The Australian government was thrown into turmoil Friday after losing its one-seat majority with the nation’s deputy prime minister kicked out of parliament over his dual citizenship. Barnaby Joyce was among seven politicians embroiled in a crisis after falling afoul of a previously obscure constitutional rule that bars dual citizens from sitting in parliament.
The High Court ruled he was ineligible, meaning a by-election for his lower house seat of New England in New South Wales state will be held on December 2.
“The decision of the court today is clearly not the outcome we were hoping for but the business of government goes on,” Prime Minister Malcolm Turnbull said in Canberra after the ruling was handed down.
Joyce, the leader of the rural-based National Party, is Australian-born but found out in August he automatically acquired New Zealand citizenship through his father.
He told reporters in Tamworth, a city in his New England seat, that he was “always prepared for this outcome”.
“I had no reason to believe that, you know, I was a citizen of any other country that Australia.
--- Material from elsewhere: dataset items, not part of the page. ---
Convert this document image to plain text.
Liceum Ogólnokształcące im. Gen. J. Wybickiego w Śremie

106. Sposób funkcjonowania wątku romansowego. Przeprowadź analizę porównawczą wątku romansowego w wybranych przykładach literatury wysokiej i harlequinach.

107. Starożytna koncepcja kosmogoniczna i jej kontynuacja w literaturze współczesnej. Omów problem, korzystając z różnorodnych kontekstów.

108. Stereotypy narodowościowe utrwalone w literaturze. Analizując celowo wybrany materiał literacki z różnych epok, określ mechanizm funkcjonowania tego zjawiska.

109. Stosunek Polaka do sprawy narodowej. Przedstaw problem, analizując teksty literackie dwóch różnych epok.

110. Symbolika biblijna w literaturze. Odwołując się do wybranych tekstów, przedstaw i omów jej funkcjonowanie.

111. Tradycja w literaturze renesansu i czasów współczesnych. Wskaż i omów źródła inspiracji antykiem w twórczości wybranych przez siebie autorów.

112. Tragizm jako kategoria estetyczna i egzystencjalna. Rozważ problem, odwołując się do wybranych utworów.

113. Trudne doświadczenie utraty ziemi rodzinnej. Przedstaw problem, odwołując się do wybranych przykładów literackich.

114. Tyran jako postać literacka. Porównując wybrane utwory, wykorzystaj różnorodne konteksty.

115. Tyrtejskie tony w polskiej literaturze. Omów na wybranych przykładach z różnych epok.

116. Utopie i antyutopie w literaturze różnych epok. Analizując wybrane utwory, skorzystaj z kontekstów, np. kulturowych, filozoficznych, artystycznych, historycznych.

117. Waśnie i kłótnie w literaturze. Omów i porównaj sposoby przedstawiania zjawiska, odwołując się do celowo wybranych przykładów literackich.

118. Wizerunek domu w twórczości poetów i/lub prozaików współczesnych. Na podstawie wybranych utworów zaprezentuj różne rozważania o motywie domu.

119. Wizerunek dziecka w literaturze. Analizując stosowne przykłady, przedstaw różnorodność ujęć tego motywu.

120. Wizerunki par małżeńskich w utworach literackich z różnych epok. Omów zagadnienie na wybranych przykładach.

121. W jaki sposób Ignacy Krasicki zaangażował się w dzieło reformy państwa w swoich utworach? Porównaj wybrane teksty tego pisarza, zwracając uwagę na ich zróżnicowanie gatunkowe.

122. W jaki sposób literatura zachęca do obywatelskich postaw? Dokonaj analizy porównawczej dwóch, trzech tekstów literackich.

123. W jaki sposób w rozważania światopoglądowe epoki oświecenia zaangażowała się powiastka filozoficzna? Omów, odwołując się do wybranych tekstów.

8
That is the way it is… Now I am going to make sure that I don’t cry in my beer.”
The 50-year-old has since renounced his New Zealand citizenship, allowing him to run in the by-election.
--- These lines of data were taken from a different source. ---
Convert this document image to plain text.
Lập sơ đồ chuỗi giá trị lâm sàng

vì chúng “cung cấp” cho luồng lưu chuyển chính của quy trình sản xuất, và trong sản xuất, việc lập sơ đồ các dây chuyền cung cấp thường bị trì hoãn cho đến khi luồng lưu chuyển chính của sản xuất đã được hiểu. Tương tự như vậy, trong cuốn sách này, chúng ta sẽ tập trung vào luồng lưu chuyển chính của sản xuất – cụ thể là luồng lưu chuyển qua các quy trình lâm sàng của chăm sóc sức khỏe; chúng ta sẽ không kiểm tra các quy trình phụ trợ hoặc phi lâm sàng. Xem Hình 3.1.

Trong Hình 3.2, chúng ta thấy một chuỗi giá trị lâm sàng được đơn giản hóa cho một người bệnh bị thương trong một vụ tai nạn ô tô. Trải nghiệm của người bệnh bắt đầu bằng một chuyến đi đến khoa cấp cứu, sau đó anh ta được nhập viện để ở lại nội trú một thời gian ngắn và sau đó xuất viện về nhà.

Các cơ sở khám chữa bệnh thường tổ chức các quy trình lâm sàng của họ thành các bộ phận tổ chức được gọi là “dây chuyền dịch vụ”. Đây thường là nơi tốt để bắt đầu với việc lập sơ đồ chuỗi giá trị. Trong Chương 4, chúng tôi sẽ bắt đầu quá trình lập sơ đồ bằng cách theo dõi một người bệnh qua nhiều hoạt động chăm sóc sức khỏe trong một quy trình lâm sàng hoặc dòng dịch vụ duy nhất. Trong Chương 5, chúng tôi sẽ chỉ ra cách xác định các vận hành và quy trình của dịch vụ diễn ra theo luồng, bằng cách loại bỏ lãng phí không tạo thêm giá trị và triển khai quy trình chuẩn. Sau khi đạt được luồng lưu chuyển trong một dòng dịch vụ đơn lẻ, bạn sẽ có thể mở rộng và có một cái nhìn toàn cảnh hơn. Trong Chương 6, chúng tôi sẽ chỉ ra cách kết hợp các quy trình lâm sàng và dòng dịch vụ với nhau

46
– Constitution out of step? –
Independent MP Cathy McGowan said in a statement she would “continue to supply confidence and support to the government”, giving the coalition room to breathe in the lower House of Representatives.
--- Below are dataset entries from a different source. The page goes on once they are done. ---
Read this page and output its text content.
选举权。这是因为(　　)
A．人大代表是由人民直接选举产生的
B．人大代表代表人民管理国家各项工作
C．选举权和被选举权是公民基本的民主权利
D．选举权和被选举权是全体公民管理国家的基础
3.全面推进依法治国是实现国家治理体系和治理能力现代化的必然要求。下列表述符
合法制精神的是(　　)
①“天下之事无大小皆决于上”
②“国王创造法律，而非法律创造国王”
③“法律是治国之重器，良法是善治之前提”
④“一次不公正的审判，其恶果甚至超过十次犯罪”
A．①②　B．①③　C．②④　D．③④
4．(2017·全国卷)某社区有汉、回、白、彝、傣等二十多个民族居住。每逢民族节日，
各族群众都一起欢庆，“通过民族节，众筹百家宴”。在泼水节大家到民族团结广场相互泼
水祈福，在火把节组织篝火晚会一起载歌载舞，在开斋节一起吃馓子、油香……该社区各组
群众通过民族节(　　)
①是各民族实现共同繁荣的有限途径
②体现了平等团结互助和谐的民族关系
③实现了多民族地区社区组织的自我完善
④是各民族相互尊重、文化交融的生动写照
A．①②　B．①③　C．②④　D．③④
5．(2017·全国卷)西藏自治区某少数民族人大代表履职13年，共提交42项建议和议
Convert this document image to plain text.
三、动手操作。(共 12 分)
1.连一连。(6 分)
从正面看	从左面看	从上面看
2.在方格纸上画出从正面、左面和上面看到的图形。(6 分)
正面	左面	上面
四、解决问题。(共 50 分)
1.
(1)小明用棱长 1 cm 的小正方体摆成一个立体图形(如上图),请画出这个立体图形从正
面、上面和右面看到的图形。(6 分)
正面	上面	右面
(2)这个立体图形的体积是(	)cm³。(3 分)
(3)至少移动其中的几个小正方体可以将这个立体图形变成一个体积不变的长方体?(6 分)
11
The deputy PM position is expected to be kept vacant ahead of the by-election, with Foreign Minister Julie Bishop tipped to take on the duties if Turnbull travels overseas, according to local media.
Turnbull said he would assume Joyce’s agriculture portfolio.
If Joyce loses the by-election, the coalition could keep ruling as a minority government if it receives the support of independent MPs on budget matters and on votes of no confidence.
Of the so-called “citizenship seven”, only Nationals senator Matt Canavan and independent senator Nick Xenophon were cleared for parliament.
The others, who are also upper house senators — the Nationals’ Fiona Nash, the Greens’ Larissa Waters and Scott Ludlam and One Nation’s Malcolm Roberts — were like Joyce also ruled ineligible.
The dual citizenship rule was originally inserted into the 1901 constitution to ensure parliamentarians were loyal solely to Australia.
However, critics say it is out of step with the country’s modern reality, where 50 percent of the population are either foreign-born or the children of immigrants.
The government’s solicitor-general had argued to the High Court that Joyce and four of the other seven had not breached Section 44 of the constitution as they were unaware of their overseas citizenship.
But in its judgement, the court ruled that “proof of a candidate’s knowledge of his or her foreign citizenship status (or of facts that might put a candidate on inquiry as to the possibility that he or she is a foreign citizen) is not necessary to bring about the disqualifying operation”.